A great security architecture is not a wall. It is a set of compartments.
The goal is not to make intrusion impossible. The goal is to make intrusion disappointing.
An attacker gets into one service and finds no credentials.
They steal a token and find it is short-lived.
They compromise a workload and cannot reach metadata.
They phish an employee and hit strong device binding.
They find a vulnerability but cannot reach the vulnerable path.
They get code execution but not deployment authority.
Every disappointment is a small avalanche instead of a big one.
This is the deeper reason hub nodes matter. You cannot protect everything equally, but you can make sure the things that connect everything are unusually hard to abuse. Identity, CI/CD, cloud IAM, secrets management, endpoint management, and shared libraries are not just systems. They are the load-bearing beams of the company.
Treating them like ordinary assets is malpractice.
From Spreadsheets to Graphs
The security industry often talks as if the future will be solved by better scoring. Better severity scores, better asset scores, better risk scores. Scores are useful, but they can also preserve the wrong worldview. They imply that risk is a property of individual items.
But the worst incidents are usually properties of relationships.

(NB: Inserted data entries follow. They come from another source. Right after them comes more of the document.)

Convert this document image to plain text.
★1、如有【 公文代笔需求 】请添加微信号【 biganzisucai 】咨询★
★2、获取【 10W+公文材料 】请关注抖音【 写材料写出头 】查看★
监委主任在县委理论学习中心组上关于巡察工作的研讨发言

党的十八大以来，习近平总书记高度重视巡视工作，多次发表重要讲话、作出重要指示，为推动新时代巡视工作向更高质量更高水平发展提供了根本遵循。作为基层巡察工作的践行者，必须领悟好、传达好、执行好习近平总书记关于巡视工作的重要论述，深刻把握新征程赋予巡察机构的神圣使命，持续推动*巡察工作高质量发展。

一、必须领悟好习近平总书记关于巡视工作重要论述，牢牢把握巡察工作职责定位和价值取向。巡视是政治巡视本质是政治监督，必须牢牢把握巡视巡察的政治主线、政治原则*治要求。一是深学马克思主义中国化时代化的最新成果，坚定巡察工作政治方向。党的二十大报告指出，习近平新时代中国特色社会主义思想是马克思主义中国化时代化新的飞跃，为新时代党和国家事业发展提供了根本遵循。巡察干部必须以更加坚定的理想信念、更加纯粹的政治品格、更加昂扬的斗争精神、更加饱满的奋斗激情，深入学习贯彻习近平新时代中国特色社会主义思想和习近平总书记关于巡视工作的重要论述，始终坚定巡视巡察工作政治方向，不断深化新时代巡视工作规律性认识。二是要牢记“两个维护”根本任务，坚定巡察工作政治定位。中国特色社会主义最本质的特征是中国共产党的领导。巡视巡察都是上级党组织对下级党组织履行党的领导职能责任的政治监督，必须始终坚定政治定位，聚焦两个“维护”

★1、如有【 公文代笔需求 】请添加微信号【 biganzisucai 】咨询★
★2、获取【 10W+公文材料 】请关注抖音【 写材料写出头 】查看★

A medium bug plus public exposure plus weak identity plus excessive permission plus poor logging plus slow response equals a crisis. None of the ingredients alone tells the story. The risk lives in the combination.
This is why the next generation of vulnerability management should look more like graph analysis than spreadsheet sorting.
Not “show me all critical CVEs.”
Show me vulnerabilities reachable from the internet that touch services with privileged identities.
Show me dependencies used by twenty production systems where exploit code exists.
Show me assets whose compromise creates a path to deployment pipelines.
Show me identity routes from a developer laptop to production secrets.
Show me systems with rising MTTR and unclear ownership.
Show me where a small trigger can produce a large cascade.
That is the real work: finding the avalanche paths.
The companies that understand this will still patch vulnerabilities. But patching will not be the center of the worldview. The center will be topology, exploitability, concentration, and resilience.
They will ask fewer questions like:
How many vulnerabilities do we have?
And more questions like:
Which vulnerabilities could become avalanches?
That one change may be the difference between a security program that looks good and a security program that works.
Because the attacker does not care about your average risk.
The attacker cares about the steepest part of the pile.
References
- Bak, Per. “How Nature Works: The Science of Self-Organized Criticality.” Springer (1996).
- EPSS (Exploit Prediction Scoring System) — https://www.first.org/epss/
- CVSS (Common Vulnerability Scoring System) — https://www.first.org/cvss/
- Newman, M.E.J. “Networks: An Introduction.” Oxford University Press (2010).